Menuju konten utama

Gimik Kartu Prakerja dan Nasib Ojol di Masa Pandemi COVID-19

Kartu Prakerja diharapkan pemerintah jadi salah satu solusi buat mereka yang di-PHK dan bekerja di sektor informal. Tapi, program ini punya bolong di sana-sini.

Gimik Kartu Prakerja dan Nasib Ojol di Masa Pandemi COVID-19
Ilustrasi Kartu Prakerja. tirto.id/Lugas

tirto.id - Pada 29 Maret, dua hari sebelum Presiden Joko Widodo mengumumkan kebijakan jaring pengaman sosial, Kemenko Perekonomian menyurati sejumlah kementerian terkait untuk meminta data pekerja ter-PHK, pekerja yang dirumahkan, dan UMK.

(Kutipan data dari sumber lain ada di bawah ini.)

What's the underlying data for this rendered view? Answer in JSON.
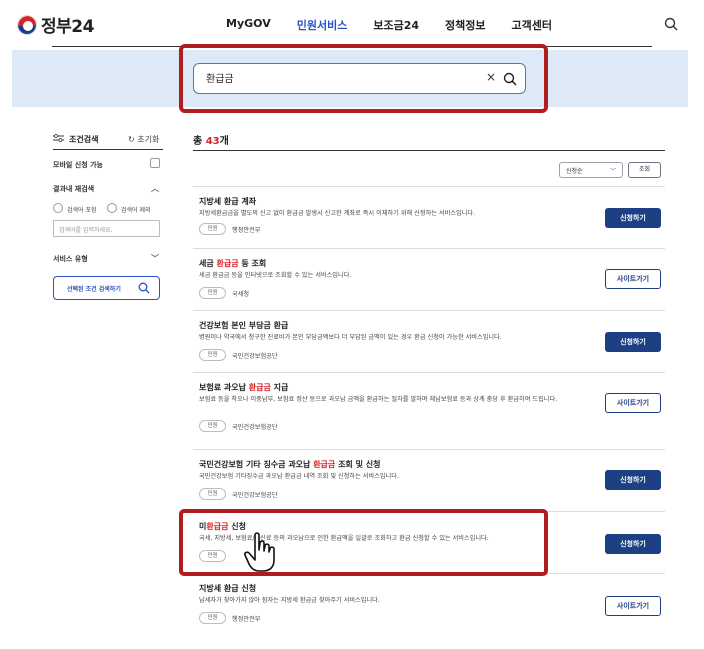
{
  "header": {
    "logo_text": "정부24",
    "nav": [
      "MyGOV",
      "민원서비스",
      "보조금24",
      "정책정보",
      "고객센터"
    ],
    "active_nav": "민원서비스"
  },
  "search": {
    "value": "환급금",
    "clear_glyph": "×"
  },
  "sidebar": {
    "title": "조건검색",
    "reset": "초기화",
    "mobile_label": "모바일 신청 가능",
    "within_label": "결과내 재검색",
    "include_label": "검색어 포함",
    "exclude_label": "검색어 제외",
    "input_placeholder": "검색어를 입력하세요.",
    "service_type_label": "서비스 유형",
    "search_button": "선택된 조건 검색하기"
  },
  "results": {
    "total_prefix": "총 ",
    "total_count": "43",
    "total_suffix": "개",
    "sort_value": "신청순",
    "search_button": "조회"
  },
  "items": [
    {
      "title_parts": [
        "지방세 환급 계좌",
        "",
        ""
      ],
      "desc": "지방세환급금을 별도의 신고 없이 환급금 발생시 신고한 계좌로 즉시 이체하기 위해 신청하는 서비스입니다.",
      "tag": "민원",
      "org": "행정안전부",
      "button": "신청하기",
      "button_type": "apply"
    },
    {
      "title_parts": [
        "세금 ",
        "환급금",
        " 등 조회"
      ],
      "desc": "세금 환급금 등을 인터넷으로 조회할 수 있는 서비스입니다.",
      "tag": "민원",
      "org": "국세청",
      "button": "사이트가기",
      "button_type": "site"
    },
    {
      "title_parts": [
        "건강보험 본인 부담금 환급",
        "",
        ""
      ],
      "desc": "병원이나 약국에서 청구한 진료비가 본인 부담금액보다 더 부담된 금액이 있는 경우 환급 신청이 가능한 서비스입니다.",
      "tag": "민원",
      "org": "국민건강보험공단",
      "button": "신청하기",
      "button_type": "apply"
    },
    {
      "title_parts": [
        "보험료 과오납 ",
        "환급금",
        " 지급"
      ],
      "desc": "보험료 등을 착오나 이중납부, 보험료 정산 등으로 과오납 금액을 환급하는 절차를 말하며 체납보험료 등과 상계 충당 후 환급하여 드립니다.",
      "tag": "민원",
      "org": "국민건강보험공단",
      "button": "사이트가기",
      "button_type": "site"
    },
    {
      "title_parts": [
        "국민건강보험 기타 징수금 과오납 ",
        "환급금",
        " 조회 및 신청"
      ],
      "desc": "국민건강보험 기타징수금 과오납 환급금 내역 조회 및 신청하는 서비스입니다.",
      "tag": "민원",
      "org": "국민건강보험공단",
      "button": "신청하기",
      "button_type": "apply"
    },
    {
      "title_parts": [
        "미",
        "환급금",
        " 신청"
      ],
      "desc": "국세, 지방세, 보험료/통신료 등의 과오납으로 인한 환급액을 일괄로 조회하고 환급 신청할 수 있는 서비스입니다.",
      "tag": "민원",
      "org": "",
      "button": "신청하기",
      "button_type": "apply"
    },
    {
      "title_parts": [
        "지방세 환급 신청",
        "",
        ""
      ],
      "desc": "납세자가 찾아가지 않아 잠자는 지방세 환급금 찾아주기 서비스입니다.",
      "tag": "민원",
      "org": "행정안전부",
      "button": "사이트가기",
      "button_type": "site"
    }
  ],
  "colors": {
    "accent": "#2852c6",
    "highlight": "#d8232a",
    "annotation": "#b01d1f",
    "primary_button": "#1d3f84",
    "search_band": "#dde9f7"
  }
}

Tujuannya untuk dimasukkan dalam program Kartu Prakerja, salah satu stimulus yang didorong pemerintahan Jokowi untuk menghadapi dampak ekonomi akibat pandemi COVID-19.

Yang menarik, surat itu tak cuma dilayangkan ke kementerian terkait, seperti: Kementerian Perhubungan, Kementerian Pariwisata, Kementerian Koperasi dan UKM, Kementerian PU dan Perumahan Rakyat, Kementerian Ketenagakerjaan, dan BPJS Ketenagakerjaan. Ada dua decacorn yang turut diundang menyumbangkan data pekerja terdampak COVID-19, yakni Gojek dan Grab.

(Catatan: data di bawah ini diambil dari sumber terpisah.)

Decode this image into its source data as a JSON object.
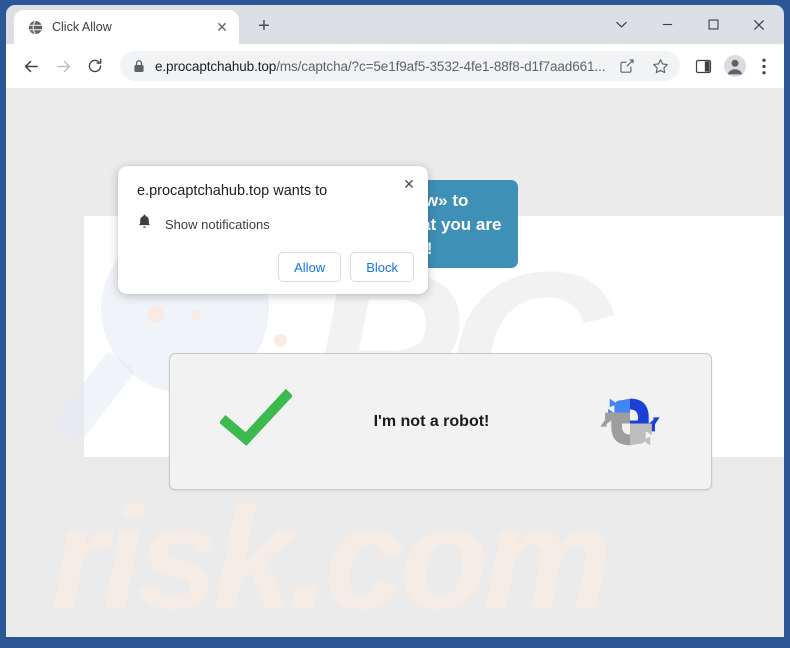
{
  "window": {
    "frame_color": "#2b5797",
    "controls": [
      {
        "name": "tab-search-button",
        "glyph": "chevron-down"
      },
      {
        "name": "minimize-button",
        "glyph": "minimize"
      },
      {
        "name": "maximize-button",
        "glyph": "maximize"
      },
      {
        "name": "close-button",
        "glyph": "close"
      }
    ]
  },
  "tabstrip": {
    "tab": {
      "title": "Click Allow",
      "favicon": "globe-icon",
      "close_label": "✕"
    },
    "new_tab_label": "+"
  },
  "toolbar": {
    "back_icon": "back-arrow-icon",
    "forward_icon": "forward-arrow-icon",
    "reload_icon": "reload-icon",
    "omnibox": {
      "lock_icon": "lock-icon",
      "host": "e.procaptchahub.top",
      "path": "/ms/captcha/?c=5e1f9af5-3532-4fe1-88f8-d1f7aad661...",
      "full_url": "e.procaptchahub.top/ms/captcha/?c=5e1f9af5-3532-4fe1-88f8-d1f7aad661...",
      "share_icon": "share-icon",
      "bookmark_icon": "star-icon"
    },
    "side_panel_icon": "side-panel-icon",
    "profile_icon": "profile-avatar-icon",
    "menu_icon": "three-dot-menu-icon"
  },
  "permission_dialog": {
    "title": "e.procaptchahub.top wants to",
    "request_icon": "bell-icon",
    "request_label": "Show notifications",
    "allow_label": "Allow",
    "block_label": "Block",
    "close_label": "✕",
    "accent_color": "#1a73e8"
  },
  "page": {
    "banner": {
      "text": "Click «Allow» to confirm that you are not a robot!",
      "background_color": "#3e90b6",
      "text_color": "#ffffff"
    },
    "captcha": {
      "check_icon": "green-checkmark-icon",
      "label": "I'm not a robot!",
      "logo_icon": "recaptcha-logo-icon",
      "check_color": "#3dba4e",
      "background_color": "#f2f2f2"
    },
    "watermark": {
      "top_text": "PC",
      "bottom_text": "risk.com",
      "magnifier_icon": "magnifier-watermark-icon"
    }
  }
}
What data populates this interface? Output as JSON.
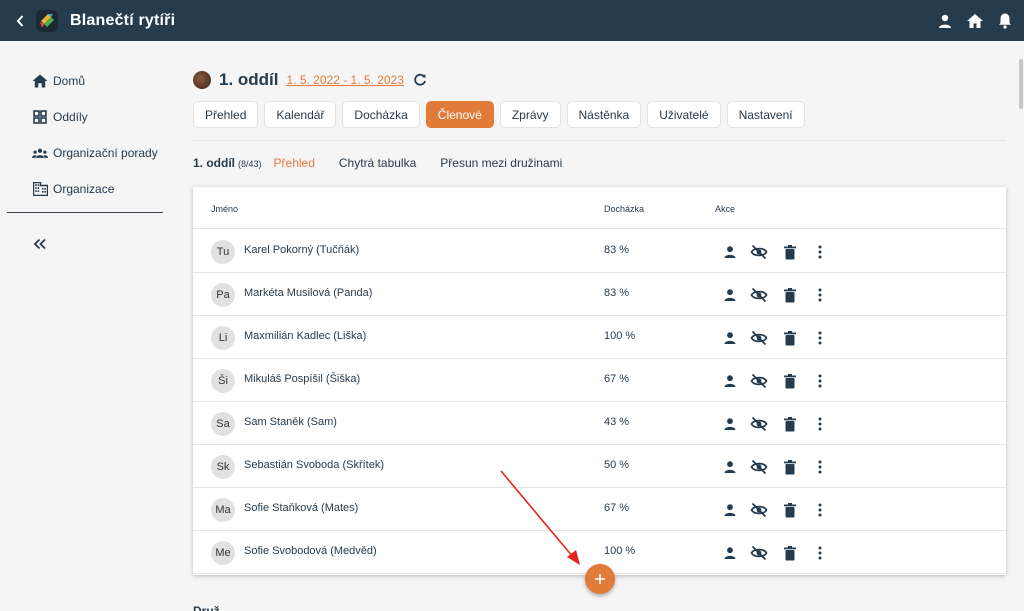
{
  "app": {
    "title": "Blanečtí rytíři"
  },
  "colors": {
    "topbar": "#253b4e",
    "accent": "#e07b3a",
    "annotation_arrow": "#e8231f"
  },
  "topbar_icons": [
    "person-icon",
    "home-icon",
    "bell-icon"
  ],
  "sidebar": {
    "items": [
      {
        "label": "Domů",
        "icon": "home-icon"
      },
      {
        "label": "Oddíly",
        "icon": "grid-icon"
      },
      {
        "label": "Organizační porady",
        "icon": "groups-icon"
      },
      {
        "label": "Organizace",
        "icon": "building-icon"
      }
    ]
  },
  "header": {
    "title": "1. oddíl",
    "date_range": "1. 5. 2022 - 1. 5. 2023"
  },
  "tabs": [
    {
      "label": "Přehled",
      "active": false
    },
    {
      "label": "Kalendář",
      "active": false
    },
    {
      "label": "Docházka",
      "active": false
    },
    {
      "label": "Členové",
      "active": true
    },
    {
      "label": "Zprávy",
      "active": false
    },
    {
      "label": "Nástěnka",
      "active": false
    },
    {
      "label": "Uživatelé",
      "active": false
    },
    {
      "label": "Nastavení",
      "active": false
    }
  ],
  "subnav": {
    "unit": "1. oddíl",
    "count": "(8/43)",
    "links": [
      {
        "label": "Přehled",
        "active": true
      },
      {
        "label": "Chytrá tabulka",
        "active": false
      },
      {
        "label": "Přesun mezi družinami",
        "active": false
      }
    ]
  },
  "table": {
    "headers": {
      "name": "Jméno",
      "attendance": "Docházka",
      "actions": "Akce"
    },
    "rows": [
      {
        "initials": "Tu",
        "name": "Karel Pokorný (Tučňák)",
        "attendance": "83 %"
      },
      {
        "initials": "Pa",
        "name": "Markéta Musilová (Panda)",
        "attendance": "83 %"
      },
      {
        "initials": "Li",
        "name": "Maxmilián Kadlec (Liška)",
        "attendance": "100 %"
      },
      {
        "initials": "Ši",
        "name": "Mikuláš Pospíšil (Šiška)",
        "attendance": "67 %"
      },
      {
        "initials": "Sa",
        "name": "Sam Staněk (Sam)",
        "attendance": "43 %"
      },
      {
        "initials": "Sk",
        "name": "Sebastián Svoboda (Skřítek)",
        "attendance": "50 %"
      },
      {
        "initials": "Ma",
        "name": "Sofie Staňková (Mates)",
        "attendance": "67 %"
      },
      {
        "initials": "Me",
        "name": "Sofie Svobodová (Medvěd)",
        "attendance": "100 %"
      }
    ],
    "row_actions": [
      "person-icon",
      "visibility-off-icon",
      "trash-icon",
      "more-vert-icon"
    ]
  },
  "fab": {
    "icon": "plus-icon"
  }
}
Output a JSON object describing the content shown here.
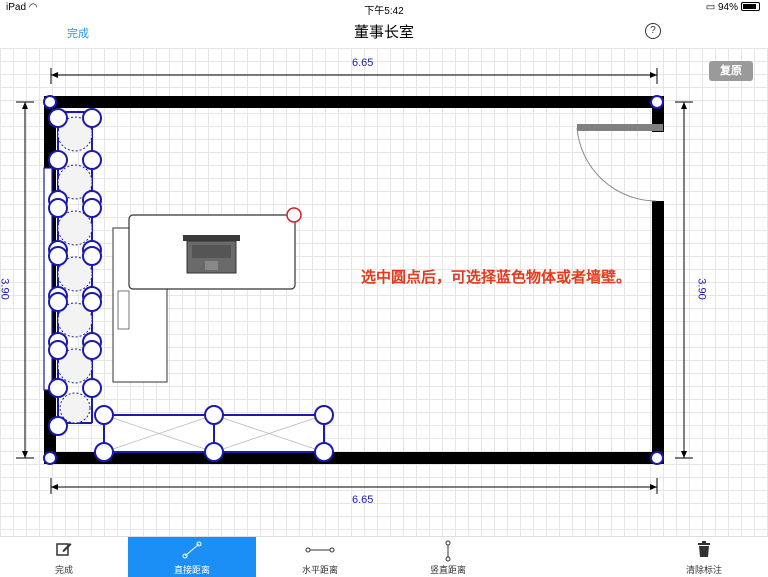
{
  "status": {
    "device": "iPad",
    "time": "下午5:42",
    "battery": "94%"
  },
  "nav": {
    "done": "完成",
    "title": "董事长室",
    "help": "?"
  },
  "toolbar": {
    "restore": "复原"
  },
  "dimensions": {
    "top": "6.65",
    "bottom": "6.65",
    "left": "3.90",
    "right": "3.90"
  },
  "annotation": {
    "text": "选中圆点后，可选择蓝色物体或者墙壁。"
  },
  "tabs": [
    {
      "label": "完成",
      "icon": "edit-icon"
    },
    {
      "label": "直接距离",
      "icon": "diagonal-line-icon",
      "active": true
    },
    {
      "label": "水平距离",
      "icon": "horizontal-line-icon"
    },
    {
      "label": "竖直距离",
      "icon": "vertical-line-icon"
    },
    {
      "label": "清除标注",
      "icon": "trash-icon"
    }
  ],
  "colors": {
    "accent": "#1b8ff5",
    "note": "#e43a1c",
    "dimension": "#1a1ab0",
    "handle": "#1a1ab0",
    "selected_handle": "#d0202a"
  }
}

Selain mengkhawatirkan pekerja yang di-PHK, pemerintah memang tampak punya kekhawatiran khusus pada “mitra” kedua perusahaan teknologi itu, yang terimbas penurunan daya beli karena COVID-19.

Dalam poin ketiga instruksi surat itu, Deputi Bidang Koordinasi Ekonomi Kreatif, Kewirausahaan, dan Daya Saing Koperasi dan Usaha Kecil dan Menengah Kemenko Perekonomian, Mohammad Rudy Salahuddin, bahkan meminta khusus kedua perusahaan itu mengirimkan “data driver ojol (ojek online) dan mitra lain (go-clean dan go-massage)”.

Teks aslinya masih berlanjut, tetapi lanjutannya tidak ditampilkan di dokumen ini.